In Italia non esiste un ente del turismo cambogiano. Un utile sito è quello del ministero del turismo cambogiano (www.mot.gov.kh), con informazioni relative al visto elettronico e l’indirizzo della sede di Phnom Penh

IN RETE
http://it.wikipedia.org/wiki/Angkor
sito in italiano di Wikipedia, con numerose informazioni storiche e link a tutti i complessi archeologici dell’area
http://it.wikipedia.org/wiki/Angkor_Wat
sito analogo, dedicato all’Angkor Wat
http://www.canbypublications.com/siemreap/srhome.htm
sito in inglese su Siem Reap, con indicazioni di alberghi, ristoranti, bar e mappe della zona




DOVE DORMIRE
Le Résidence d’Angkor
residencedangkor.com
River Road, Siem Reap
tel. (855) 63 963390, fax (855) 63 963391
Albergo del gruppo Orient-Express, a 7 km dalla zona archeologica, Le Résidence d’Angkor offre il massimo del comfort e della tranquillità. Elegante, in un’ottima posizione sul lungofiume, ha 62 stanze, di cui 8 suite. Ottimo ristorante con cucina internazionale (in particolare francese) e khmer all’interno, BBQ restaurant all’esterno, bar con zona wifi, piscina e un eccellente centro Spa (Kong Kea) con 6 stanze per ogni tipo di massaggio. Wireless in tutte le camere, boutique, fitness center, eccezionale colazione a buffet con frutta tropicale. Organizza escursioni attraverso l’agenzia About Asia Travel. Stanze a partire da 218$ in bassa stagione (maggio-settembre), 275/340$ in alta/altissima stagione.




DOVE MANGIARE
Fuori dall’ottimo ristorante del Résidence d’Angkor ci sono diversi ristoranti di qualità e dai prezzi contenuti. Per la cucina khmer: Banteai Srei (Airport Road, 5,30-14 e 18-21,30, piatti autentici secondo la migliore tradizione khmer), Aha (di fianco al vecchio mercato, cucina khmer e occidentale in un ambiente abbastanza sofisticato, wine bar), Khmer Kitchen (nei pressi del vecchio mercato, 11-22), Neary Khmer (Wat Bo Road, 10-22). Oppure, Barrio (Sivatha St. 7, ottima cucina francese fatta in casa), L’Oasi Italiana (un po’ fuori mano, sul lungofiume, Group 4, Phum Trang Khum Slor Kram, ma il suo bel giardino e la sua ottima parmigiana di melanzane valgono lo spostamento, 11,30-14, 18,30-22), Maharajah (buona cucina indiana, nei pressi del vecchio mercato, 10-23). Per gelati e delizie varie (pasticceria, frullati, crêpe) Blue Pumpkin (2 Thnou Street, di fronte al vecchio mercato, oppure la filiale presso il Night Market).



SHOPPING
Artigianato etnico, ma non solo, per tutti i gusti in due negozi a breve distanza l’uno dall’altro, di fronte al vecchio mercato: Kokoon e Senteurs d’Angkor.

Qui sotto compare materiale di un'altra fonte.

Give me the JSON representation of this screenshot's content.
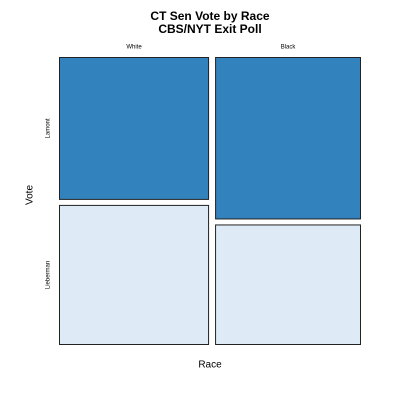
{
  "chart_data": {
    "type": "mosaic",
    "title": "CT Sen Vote by Race",
    "subtitle": "CBS/NYT Exit Poll",
    "x_label": "Race",
    "y_label": "Vote",
    "categories": [
      "White",
      "Black"
    ],
    "series": [
      {
        "name": "Lamont",
        "color": "#3182bd",
        "values": [
          25.6,
          28.3
        ]
      },
      {
        "name": "Lieberman",
        "color": "#deebf7",
        "values": [
          25.1,
          21.0
        ]
      }
    ]
  }
}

PER UN’ANGKOR FUORI DAL BRANCO
Escursioni su misura, fuori dai percorsi più battuti, con ottime guide e autisti esperti, per un’esperienza davvero unica: About Asia Travel (asiatravel-cambodia.com, tel. 063 - 760190), Charles de Galle Avenue, Siem Reap. Tuk-tuk ‘di lusso’ (puliti) o auto, per raggiungere i luoghi più reconditi della zona archeologica e Kampong Khleang con comfort, evitando i gruppi turistici. Buona parte dei proventi dell’agenzia finanziano progetti di scolarizzazione per i bambini cambogiani.

PER LUSTRARSI GLI OCCHI
Fotografi arrivati o aspiranti, non mancate la McDermott Gallery (asiaphotos.net, FCC complex, Pokambar Ave.), con bellissime stampe in bianco e nero sulla zona archeologica, ma non solo.

IL VIAGGIO
IL VOLO
L’aeroporto internazionale di Siem Reap, a 6 km dalla città, è collegato a quello di Bangkok (appena un’ora di volo), a quello di Phnom Penh e a svariate città asiatiche (Singapore, Kuala Lumpur, Saigon, Hanoi, Vientiane ecc.). La compagnia Bangkok Airways (bangkokair.com) offre il volo a partire da circa 150$, sola andata.

COME MUOVERSI
I tuk-tuk vi porteranno dappertutto, basta pagare e, soprattutto, contrattare. Una corsa di sola andata dal centro di Siem Reap ad Angkor Wat (7 km) costa 5$ (corsa urbana 2$), ma il mezzo può essere noleggiato per tutta la giornata. In alternativa ci sono le moto-taxi, più economiche ma meno comode (corsa urbana 1$). Per il fai-da-te si possono noleggiare biciclette , sia da passeggio (1,5$ al giorno) sia mountain-bike (più costose). All’ingresso dei templi principali si noleggiano bici elettriche per 4$, ma hanno un’autonomia piuttosto limitata (30-60 minuti). Per chi ha poco tempo a disposizione le agenzie turistiche locali organizzano tour di una giornata (partenza alle 8, rientro alle 18) a bordo di pulmini, 15$. Ai turisti non residenti non è permesso noleggiare moto.

Fuso orario
Sei ore in più rispetto all’Italia, cinque quando da noi è in vigore l’ora legale.

Documenti
Passaporto con almeno sei mesi di validità. Il visto turistico, ottenibile all’ingresso nel paese (20-25$, a seconda del luogo d’ingresso, e una foto formato tessera) e on-line dura un mese. Una volta in Cambogia è possibile estenderlo per un altro mese.

Periodo migliore
Tra novembre e febbraio, in particolare dicembre e gennaio, meno caldi e senza precipitazioni.

Lingua
La lingua ufficiale è il cambogiano. Nei luoghi turistici è diffuso l’inglese. Qualche anziano parla ancora un po’ di francese.

Moneta
La moneta ufficiale è il Riel (KHR): un euro ne vale 5660 circa.

Prefissi
Il prefisso internazionale per la Cambogia è 00855, quello di Siem Reap 063. Per chiamare l’Italia: 007+39.